25 June 2020
That Covid-19 is the globe’s Black Swan event is hardly news. After all, the pandemic has all the hallmarks of being one – extremely rare, severe in its impact with some pundits claiming it was predictable, in hindsight.
However, being able to name it such does not make this super virus any less devastating to many individuals and businesses.
As with Black Swan events, many companies may also be looking back and positing that, perhaps, a crisis such as this was predictable and could/should have been prepared for.
It was alarming to read last week that 65% of New Zealand's company board haven't discussed their crisis management plans in the past 12 months. That means nearly two thirds of businesses in this country have had their crisis plans gathering dust in a bottom drawer, and that assumes all businesses had a plan to begin with.
Many of these plans are for natural events, like earthquakes and floods, for which New Zealand has plenty of experience. And while Covid-19 is a rarity, is it really that different in its impact?
While many businesses have been completely blindsided by the current crisis, some unlikely winners are already emerging.
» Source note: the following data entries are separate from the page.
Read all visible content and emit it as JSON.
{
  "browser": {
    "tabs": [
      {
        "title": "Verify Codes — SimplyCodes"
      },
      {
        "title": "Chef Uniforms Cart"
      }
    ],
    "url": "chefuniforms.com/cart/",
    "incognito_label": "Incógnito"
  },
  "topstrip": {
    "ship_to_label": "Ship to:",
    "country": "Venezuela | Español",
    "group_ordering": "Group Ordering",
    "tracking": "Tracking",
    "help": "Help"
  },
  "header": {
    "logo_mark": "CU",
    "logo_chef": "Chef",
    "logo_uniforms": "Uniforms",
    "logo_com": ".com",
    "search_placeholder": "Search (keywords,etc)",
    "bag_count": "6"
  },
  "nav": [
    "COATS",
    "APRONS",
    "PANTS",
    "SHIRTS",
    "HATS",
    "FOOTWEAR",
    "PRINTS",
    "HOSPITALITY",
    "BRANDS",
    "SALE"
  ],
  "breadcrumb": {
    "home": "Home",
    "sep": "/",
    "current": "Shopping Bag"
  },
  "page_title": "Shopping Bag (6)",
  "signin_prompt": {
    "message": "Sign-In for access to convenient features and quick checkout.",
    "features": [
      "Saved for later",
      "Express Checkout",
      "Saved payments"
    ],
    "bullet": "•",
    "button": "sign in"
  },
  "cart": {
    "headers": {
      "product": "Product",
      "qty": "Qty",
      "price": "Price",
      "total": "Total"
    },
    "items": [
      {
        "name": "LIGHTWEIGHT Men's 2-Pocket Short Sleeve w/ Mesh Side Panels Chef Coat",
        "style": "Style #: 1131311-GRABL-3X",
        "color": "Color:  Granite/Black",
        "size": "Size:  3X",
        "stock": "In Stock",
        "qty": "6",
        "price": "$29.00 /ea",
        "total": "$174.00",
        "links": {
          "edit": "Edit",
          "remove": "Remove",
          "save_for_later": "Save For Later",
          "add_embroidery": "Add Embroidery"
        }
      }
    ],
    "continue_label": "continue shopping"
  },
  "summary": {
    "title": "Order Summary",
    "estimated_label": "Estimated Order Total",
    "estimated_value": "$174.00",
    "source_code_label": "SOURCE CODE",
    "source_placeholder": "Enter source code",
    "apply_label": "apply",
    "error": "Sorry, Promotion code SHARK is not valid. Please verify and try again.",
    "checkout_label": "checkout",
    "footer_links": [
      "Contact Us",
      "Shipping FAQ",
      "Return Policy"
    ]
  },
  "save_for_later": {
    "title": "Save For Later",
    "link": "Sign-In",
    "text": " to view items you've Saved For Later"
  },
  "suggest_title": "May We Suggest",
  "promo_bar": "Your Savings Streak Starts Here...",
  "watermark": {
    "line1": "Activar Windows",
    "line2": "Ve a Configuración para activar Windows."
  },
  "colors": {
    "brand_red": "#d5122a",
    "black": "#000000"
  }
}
One such winner in an industry that’s been brought to its knees by recent events is Wimbledon Tennis Club. As a result of crisis planning following its concern at what it saw unfolding in Asia a decade earlier during the SARS outbreak, the club added pandemic insurance to its general policy and is now set to see a payout exceeding £100 million or around half of what it normally make from its tournaments.
Clever crisis planning is not about immediately having all the right answers. It’s about asking the right questions. What would we do if this were to happen? How long could we go without cashflow? What would it mean for staff? What would it mean for customers? What do we need to communicate and when, how often?
It’s hardly revelatory to note that businesses that were well-prepared will emerge stronger than before the recession and will likely operate in a market with reduced competition, as their less prepared competitors downsize or even fold.
Interestingly, amongst the corporate tumult caused by the country’s response to Covid-19, a common mantra is being chanted by those in marketing and related industries. It is a plea to businesses not to turn off the marketing tap.
The call goes something like this: “Historically, businesses that are able to spend more on marketing in recessionary periods come out ahead of the competition.” The view is informed by Tellis & Tellis‘s influential research paper which details investment in a recession, analysing 10 independent reports on the matter spanning a period from 1920 - 2005.
There is no disputing the findings but we need to remember these five key words: businesses that are able to. The real conclusion to be drawn from Tellis & Tellis’ analysis is that for businesses who went into this crisis in good shape there is a huge opportunity to be gained. But, and this is a big capital ‘B’ But, to capitalise on the opportunity now presented, businesses actually needed to be in good shape to begin with.
The key to riding out market downturns – even recessions - and being able to take advantage of the opportunities presented is resilience. And the first step to business resilience is operational and communications crisis planning and management.
Nassim Taleb, the statistician who popularised the concept of Black Swan events, wrote in his book Antifragile: Things that Gain from Disorder, that when coping with such events the key is organisational resilience. Simply put, he opines that if you bake in robustness to your business, when others lose you will win.
For those businesses who were less-than-ideally prepared for the immediate impact of Covid-19, it’s not too late to build additional resilience into your operation. We are all together currently in the first phase of a journey with clear milestones helpfully flagged by government. Are you anticipating what challenges you will experience under alert level 3? Or a protracted period of alert level 2? What if it lasted three months, or six, or twelve? Are you asking the right questions?
Simon McGrath, Chief Operating Officer - Pacific, Accor Asia Pacific, suggested using smaller crises as trial runs for the big one, like a pandemic. When asked about managing the current crisis, as part of the Trans Tasman Business Circle webinar series last week, McGrath said; “Be ready in advance with good processes [and ] have a playbook. Every crisis builds your process.”
For those in advisory roles, it’s your duty to encourage business leaders to embed resilience into and throughout their organisation, to prod them to keep checking and testing their business reliance and to remind them to tell their people, their customers, suppliers and shareholders about its importance as a founding principle and a critical driver of business confidence. These are the businesses who will be ahead of the game and whose brand will shoot up immensely as the recessionary incident begins to devolve, dwindle and, in time, disappear.
The chorus of wishful marketers is not wrong: the opportunity in this fraught moment to play your cards correctly and achieve powerful business success is very real, but don’t forget the true lesson from history – if you’re going to win the game, it helps if you had a gameplan to begin with.